In addressing this committee I cannot but notice that in actual number it is 14 and, with a secretary, 15 in all. That is the number of attendees at the Wannsee Conference of 20 January 1942. In drawing attention to this unfortunate coincidence, I must acknowledge that the members here are undoubtedly horrified by much of what they have been asked to consider and are personally greatly affected by it. The coincidences, however, do not end there, in that both gatherings have a common purpose, namely, to produce a "final solution" to a pressing problem. The Wannsee meeting was to find a solution to the overflowing concentration camps of eastern Europe. Anyone with a flimsy knowledge of the 20th century knows how that ended.

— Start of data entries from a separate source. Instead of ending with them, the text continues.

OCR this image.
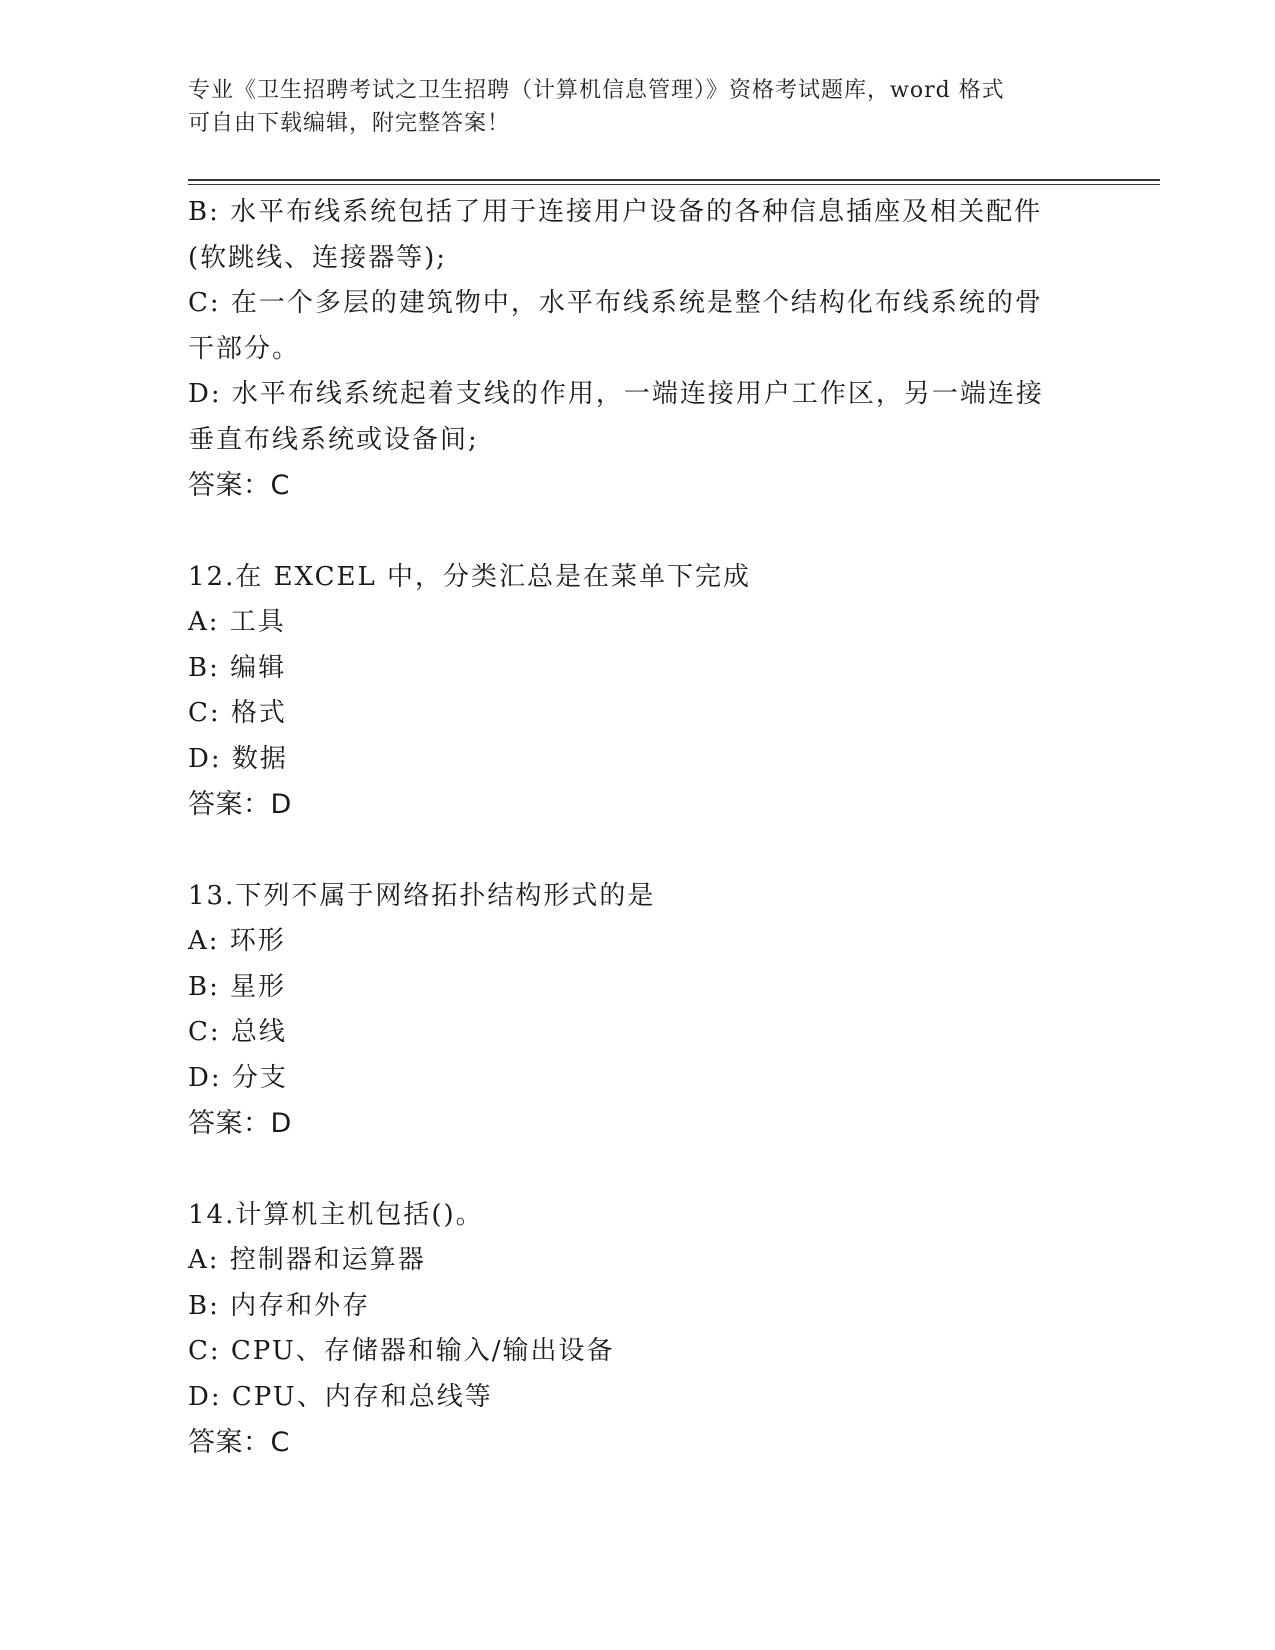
专业《卫生招聘考试之卫生招聘（计算机信息管理）》资格考试题库，word 格式
可自由下载编辑，附完整答案！
B: 水平布线系统包括了用于连接用户设备的各种信息插座及相关配件
(软跳线、连接器等);
C: 在一个多层的建筑物中，水平布线系统是整个结构化布线系统的骨
干部分。
D: 水平布线系统起着支线的作用，一端连接用户工作区，另一端连接
垂直布线系统或设备间;
答案：C
12.在 EXCEL 中，分类汇总是在菜单下完成
A: 工具
B: 编辑
C: 格式
D: 数据
答案：D
13.下列不属于网络拓扑结构形式的是
A: 环形
B: 星形
C: 总线
D: 分支
答案：D
14.计算机主机包括()。
A: 控制器和运算器
B: 内存和外存
C: CPU、存储器和输入/输出设备
D: CPU、内存和总线等
答案：C
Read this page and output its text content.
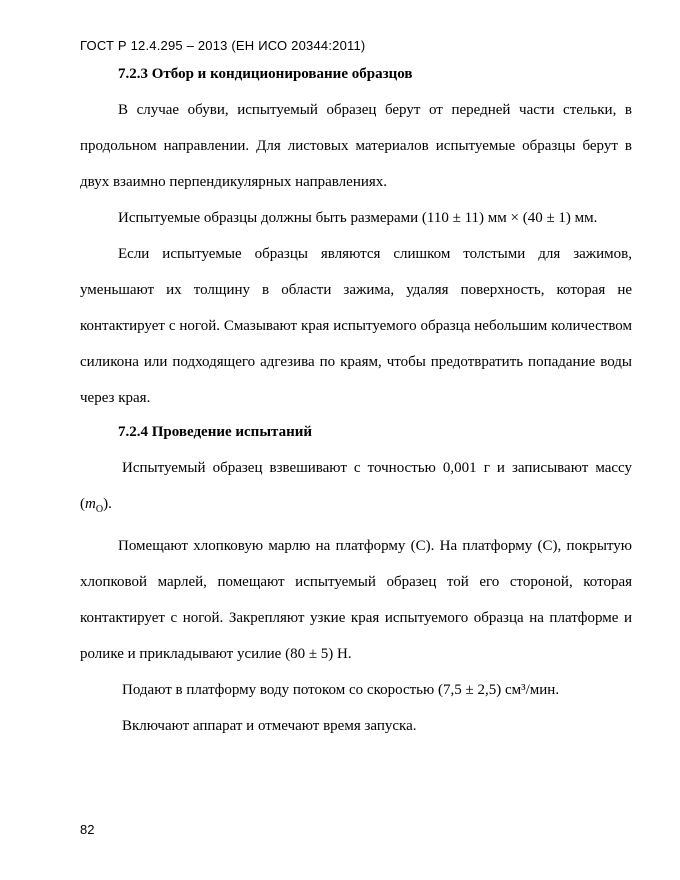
ГОСТ Р 12.4.295 – 2013 (ЕН ИСО 20344:2011)

7.2.3 Отбор и кондиционирование образцов

В случае обуви, испытуемый образец берут от передней части стельки, в продольном направлении. Для листовых материалов испытуемые образцы берут в двух взаимно перпендикулярных направлениях.

Испытуемые образцы должны быть размерами (110 ± 11) мм × (40 ± 1) мм.

Если испытуемые образцы являются слишком толстыми для зажимов, уменьшают их толщину в области зажима, удаляя поверхность, которая не контактирует с ногой. Смазывают края испытуемого образца небольшим количеством силикона или подходящего адгезива по краям, чтобы предотвратить попадание воды через края.

7.2.4 Проведение испытаний

Испытуемый образец взвешивают с точностью 0,001 г и записывают массу $(m_O)$.

Помещают хлопковую марлю на платформу (С). На платформу (С), покрытую хлопковой марлей, помещают испытуемый образец той его стороной, которая контактирует с ногой. Закрепляют узкие края испытуемого образца на платформе и ролике и прикладывают усилие (80 ± 5) Н.

Подают в платформу воду потоком со скоростью (7,5 ± 2,5) см³/мин.

Включают аппарат и отмечают время запуска.

82
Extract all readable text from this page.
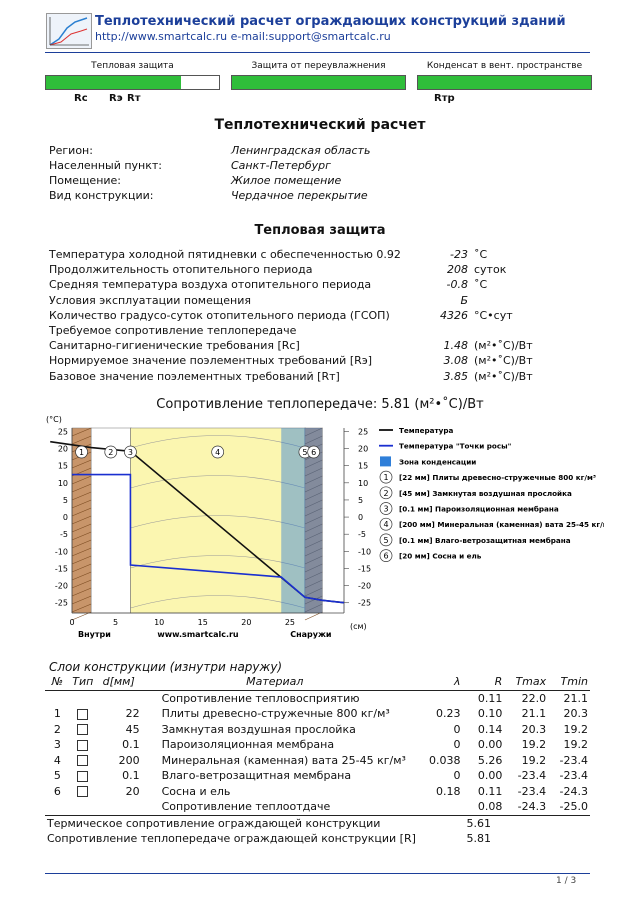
Теплотехнический расчет ограждающих конструкций зданий
http://www.smartcalc.ru e-mail:support@smartcalc.ru
Тепловая защита	Защита от переувлажнения	Конденсат в вент. пространстве
Rc Rэ Rт	Rтр
Теплотехнический расчет
Регион:	Ленинградская область
Населенный пункт:	Санкт-Петербург
Помещение:	Жилое помещение
Вид конструкции:	Чердачное перекрытие
Тепловая защита
Температура холодной пятидневки с обеспеченностью 0.92	-23 ˚С
Продолжительность отопительного периода	208 суток
Средняя температура воздуха отопительного периода	-0.8 ˚С
Условия эксплуатации помещения	Б
Количество градусо-суток отопительного периода (ГСОП)	4326 °С•сут
Требуемое сопротивление теплопередаче
Санитарно-гигиенические требования [Rc]	1.48 (м²•˚С)/Вт
Нормируемое значение поэлементных требований [Rэ]	3.08 (м²•˚С)/Вт
Базовое значение поэлементных требований [Rт]	3.85 (м²•˚С)/Вт
Сопротивление теплопередаче: 5.81 (м²•˚С)/Вт
25	25
20	20
15	15
10	10
5	5
0	0
-5	-5
-10	-10
-15	-15
-20	-20
-25	-25
0	5	10	15	20	25
(°С)
(см)
Внутри	www.smartcalc.ru	Снаружи
1	2 3	4	5 6
Температура
Температура "Точки росы"
Зона конденсации
1 [22 мм] Плиты древесно-стружечные 800 кг/м³
2 [45 мм] Замкнутая воздушная прослойка
3 [0.1 мм] Пароизоляционная мембрана
4 [200 мм] Минеральная (каменная) вата 25-45 кг/м³
5 [0.1 мм] Влаго-ветрозащитная мембрана
6 [20 мм] Сосна и ель
Слои конструкции (изнутри наружу)
№	Тип	d[мм]	Материал	λ	R	Tmax	Tmin
			Сопротивление тепловосприятию		0.11	22.0	21.1
1		22	Плиты древесно-стружечные 800 кг/м³	0.23	0.10	21.1	20.3
2		45	Замкнутая воздушная прослойка	0	0.14	20.3	19.2
3		0.1	Пароизоляционная мембрана	0	0.00	19.2	19.2
4		200	Минеральная (каменная) вата 25-45 кг/м³	0.038	5.26	19.2	-23.4
5		0.1	Влаго-ветрозащитная мембрана	0	0.00	-23.4	-23.4
6		20	Сосна и ель	0.18	0.11	-23.4	-24.3
			Сопротивление теплоотдаче		0.08	-24.3	-25.0
Термическое сопротивление ограждающей конструкции					5.61		
Сопротивление теплопередаче ограждающей конструкции [R]					5.81		
1 / 3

This committee has a different problem. It is asked to find a "final solution" to the rather untidy problem of mass graves of children, victims of a wretched bargain between church and State from 1923. It is almost a singularly Irish problem. Everybody knows where the bodies are buried, so what are we to do with them? How does the State deal with its own egregious failings? The answer seems to be that it must ignore the existing law and introduce a new law, removing the only mechanism that provides for a finding in law as to cause of death, namely, an inquest. The result is that there will be no finding of blame or responsibility in law for their deaths. The rationale seems to be that, as these children clearly had no rights while alive, why embarrass ourselves by giving them any rights in death? This is indeed an unwholesome Irish solution to an Irish problem. There is no doubt this committee will be peppered with the proposition that mass graves such as Tuam present almost insurmountable difficulties in extracting and identifying the victims and determining the causes of death.

As in all such grotesque events, truth is the first casualty. Compared with grim events over the past 80 years such as Katyn, Srebrenica, Kosovo, Sierra Leone and so on, the mass grave at Tuam, in terms of recovery, identification and determination of causes of death, is a relatively simple task and we are happy to meet any assertion to the contrary with hard evidence.

If this Bill was genuinely conceived as a measure to bring dignity to these children and a measure of closure to their families, it would probably have been adopted on all sides and the need for pre-legislative scrutiny would not exist. To the members of this committee I say that if they permit this measure to progress, they do so with their fingerprints all over it and I believe they will come to regret it. This Bill should be returned to whence it came. Nothing of worth, humanity or integrity can be retrieved from it.